Patients suffering from chronic pain often find that their problems are compounded by the additional difficulties that come with insomnia and sleeping disorders. Of those who report experiencing chronic pain (about 15% of the general U.S. population and 50% of the elderly), approximately 65% report having sleep disorders, such as disrupted or non-restorative sleep.
Back pain is the most common type of chronic pain problem, and is the most prevalent medical disorder in industrialized societies. Not surprisingly, individuals with chronic back pain problems frequently report significant interference with sleep.
In a recent study, it was found that approximately two-thirds of patients with chronic back pain suffered from sleep disorders. Research has demonstrated that disrupted sleep will, in turn, exacerbate the chronic back pain problem. Thus, a vicious cycle develops in which the back pain disrupts one’s sleep, and difficulty sleeping makes the pain worse, which in turn makes sleeping more difficult, etc.
Pain Diminishes both Sleep Quantity and Quality
The term “insomnia” includes all types of sleeping problems, such as difficulty falling asleep, difficulty staying asleep, and awakening earlier than desired. Of all medical conditions, pain is the number one cause of insomnia. With chronic pain problems, difficulty falling asleep is one of the most prevalent types of sleep disruption.
However, awakening during the night and awakening earlier than desired are also frequent problems.
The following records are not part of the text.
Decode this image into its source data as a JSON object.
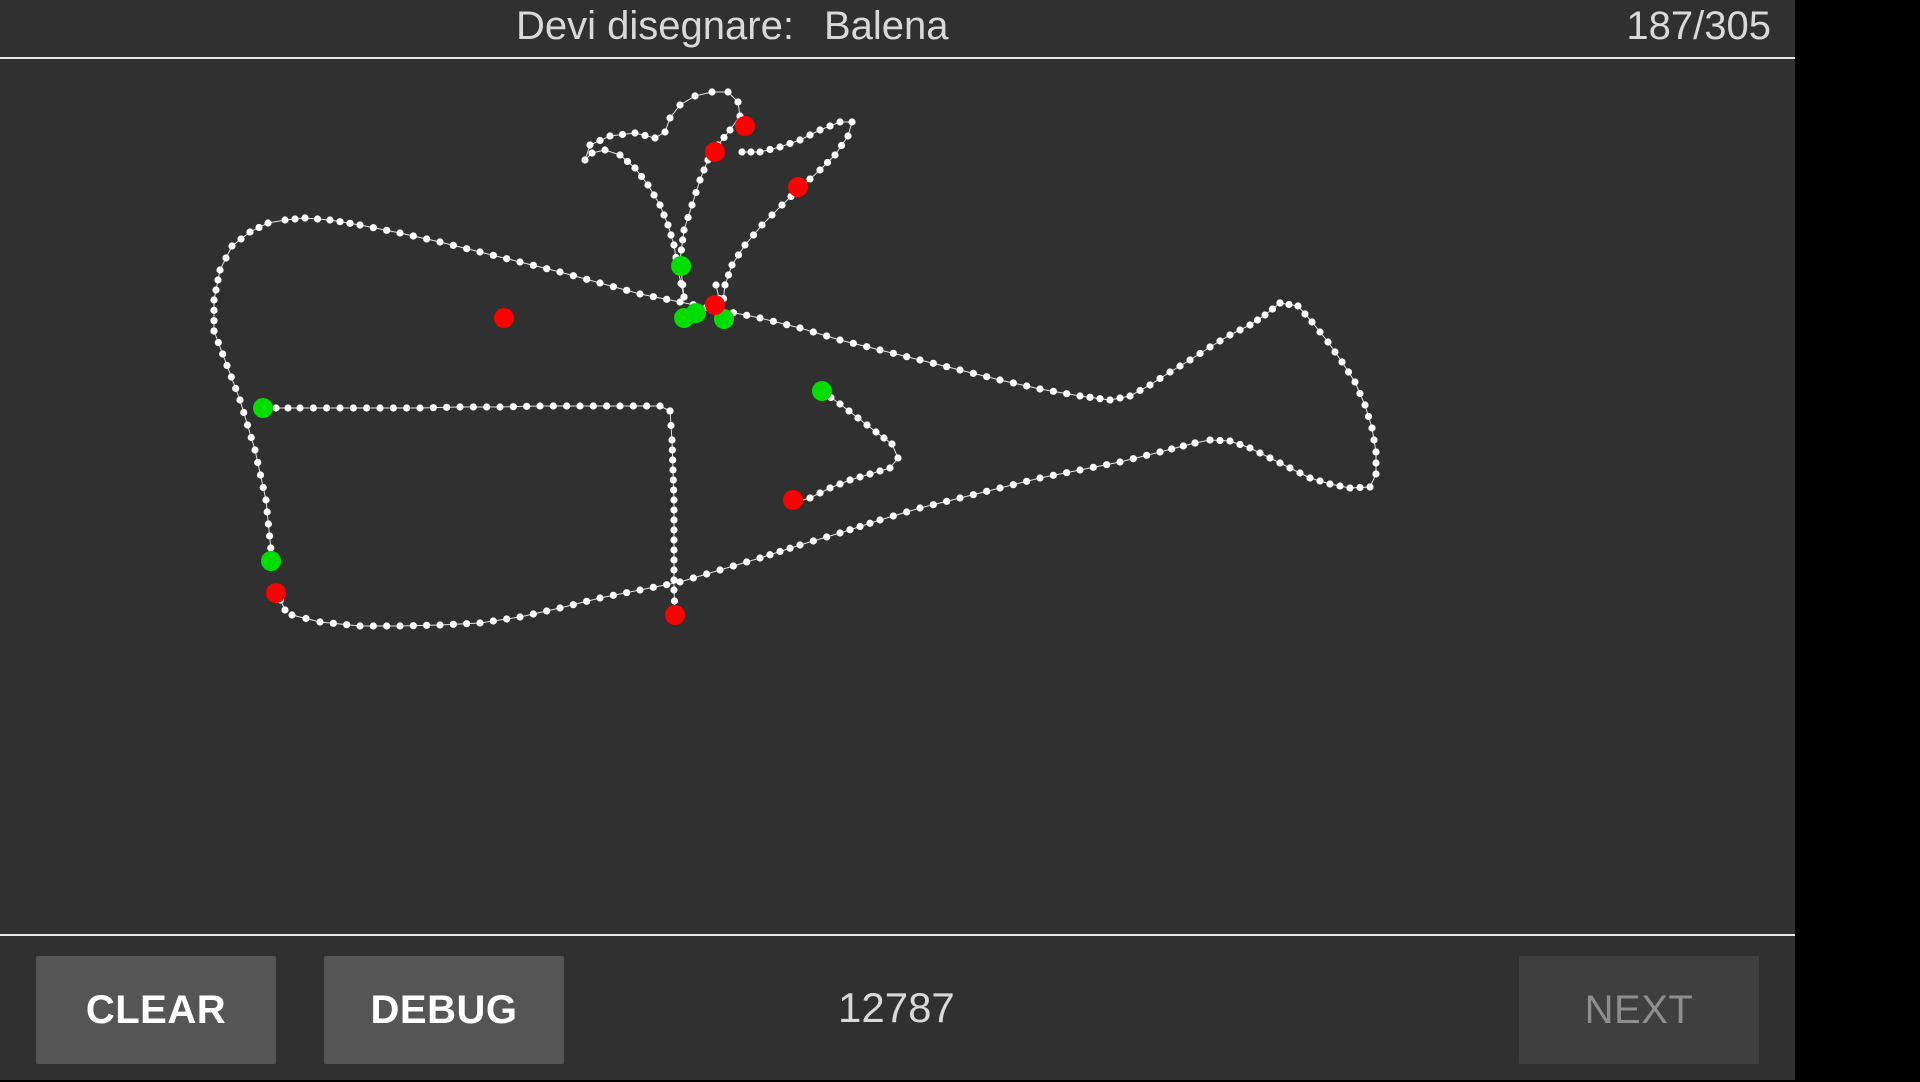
{
  "header": {
    "prompt_label": "Devi disegnare:",
    "target_word": "Balena",
    "progress": "187/305"
  },
  "footer": {
    "clear_label": "CLEAR",
    "debug_label": "DEBUG",
    "score": "12787",
    "next_label": "NEXT",
    "next_enabled": false
  },
  "colors": {
    "background": "#303030",
    "stroke": "#ffffff",
    "start_marker": "#00dd00",
    "end_marker": "#ff0000"
  }
}
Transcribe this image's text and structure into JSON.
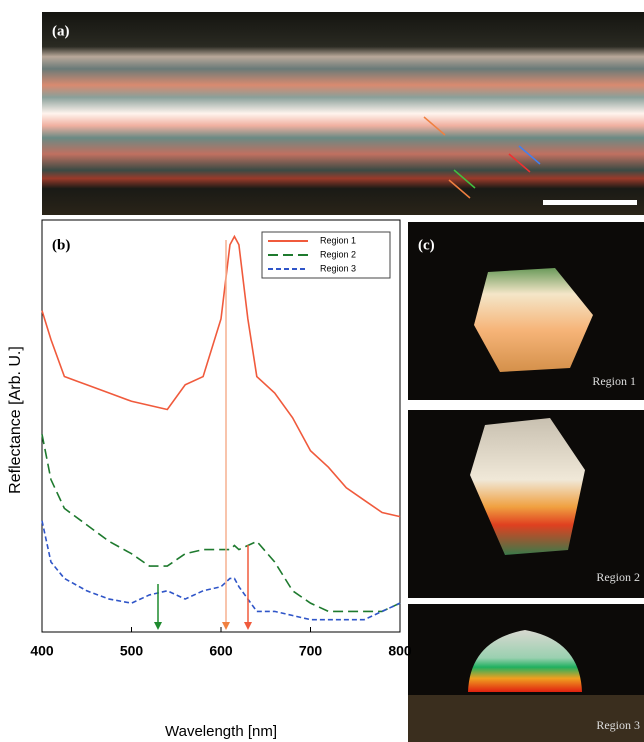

Research surveys of those with chronic pain problems have found that 65% report that they are awakened during the night due to pain and 62% report waking too early due to pain. In addition, many patients with chronic back pain problems do not feel “refreshed” in the morning when they awaken, a sleeping problem termed “non-restorative sleep.”
Difficulty falling asleep
Chronic pain can impact sleep in a number of ways. To understand how a pain problem can make it difficult to fall asleep, it is helpful to think about the process associated with going to sleep for the night. In getting ready for bed, it is common to try and eliminate all distractions or other influences in an effort to “relax” and begin to fall asleep. This may include quieting the room, turning off the lights, eliminating any other noises, trying to get comfortable, and beginning to try to fall asleep.
However, this “quieting” of one’s environment can cause problems for the chronic back pain sufferer since the only thing left for the brain to focus on is the experience of the pain. Patients will often report that one of their primary pain management tools during the day is being able to distract themselves from the chronic back pain problem by staying busy with other tasks (e.g., reading, watching television, engaging in hobbies or crafts, working, interacting with others, etc.).
However, when trying to fall asleep there are no other distractions available to focus on except for the pain. In many cases, one’s perception of the pain actually increases when attempting to fall asleep. The longer falling asleep is delayed, the more stressful the situation becomes.
Difficulty sleeping through the night
In addition to difficulty falling asleep, chronic pain patients also report awakening frequently during the night. Research has demonstrated that individuals experiencing chronic lower back pain may experience several intense “micro-arousals” (a change in sleep state to a lighter stage of sleep) per hour of sleep, which lead to awakenings. Thus, the chronic pain problem can be a significant intrusion into a night’s sleep and disruptive to the normal stages of sleep.
This problem is often the cause of “non-restorative sleep.” Individuals with chronic pain often experience less deep sleep, more arousals and awakenings during the night, as well as less efficient sleep. Thus, the quality of the sleep is often light and unrefreshing. This non-restorative sleep pattern can then cause diminished energy, depressed mood, fatigue, and worse pain during the day.